Wonderful Croatian Islands
When visiting Croatia, you will find an amazing array of wonderful islands. Each island has its own beauty and an array of lovely attractions. Over a thousand islands are located in Croatia, and every island varies in size. There are small islands and there are big islands, for example, Cres Island, the 20th largest island in the Mediterranean. So, among the beautiful attractions in Croatia, you must also visit its islands, because they feature a unique natural beauty. Here is an overview of some of the most popular islands in Croatia:
When visiting Hvar, you will find amazing beaches, gently rolling hills, vibrant nightlife, and of course, lush vineyards. While you are wandering around on the island’s medieval streets, you will notice that this place has an amazing ancient history. Starigrad is the oldest village in Hvar, but Hvar Town is the main attraction on this island. If you are looking for some interesting activities, you can take a water taxi to the Pakleni archipelago or explore the southern cliffs.

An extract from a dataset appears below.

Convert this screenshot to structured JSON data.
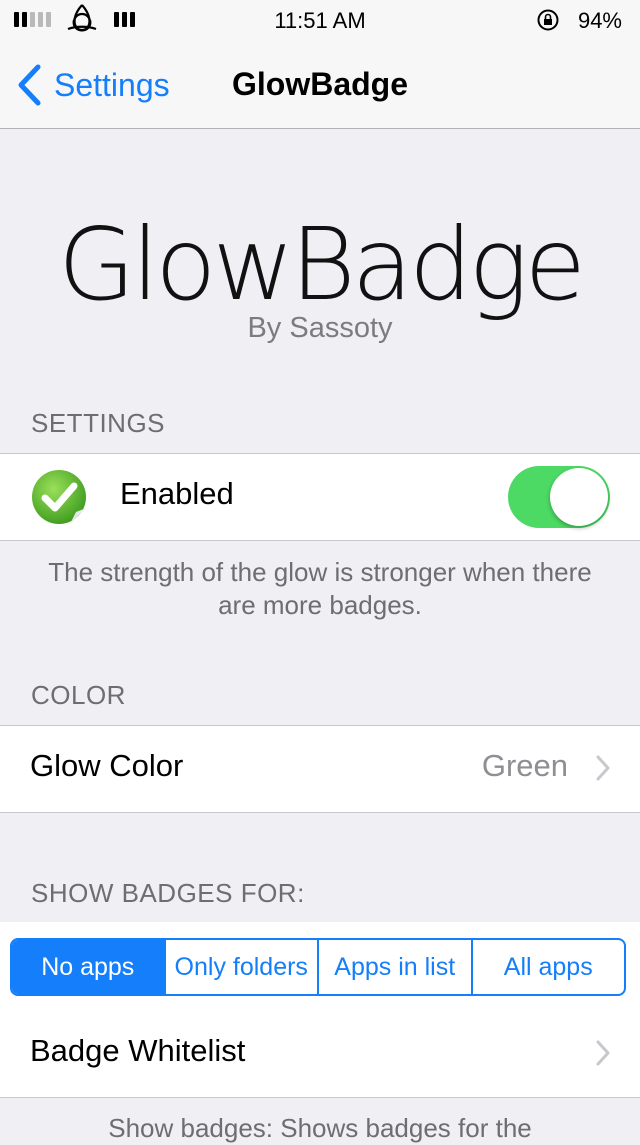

Korcula is the most populated island in Croatia. This island is separated from the natural ground by a narrow strait. Korcula is also the name of the capital island. Known as “Little Dubrovnik”, Korcula is a beautiful ancient city and it’s famous for its unique architecture. One of the main attractions on this island is the alleged house of birth of Marco Polo. Still, the most impressive building on this island is the Cathedral of St. Marco, featuring a Gothic-Renaissance style. Its construction was completed in the 15th century.
Rab is positioned on the northern coast of Croatia. This island is one of the most densely wooded islands in the country. Here, you can find a large display of botanical life, including several trees, plants, and a 100-year-old agave. Rab is considered one of the greenest islands in the Adriatic Sea. Rab Island is an excellent place to visit any time because it has mild winters and warm summers.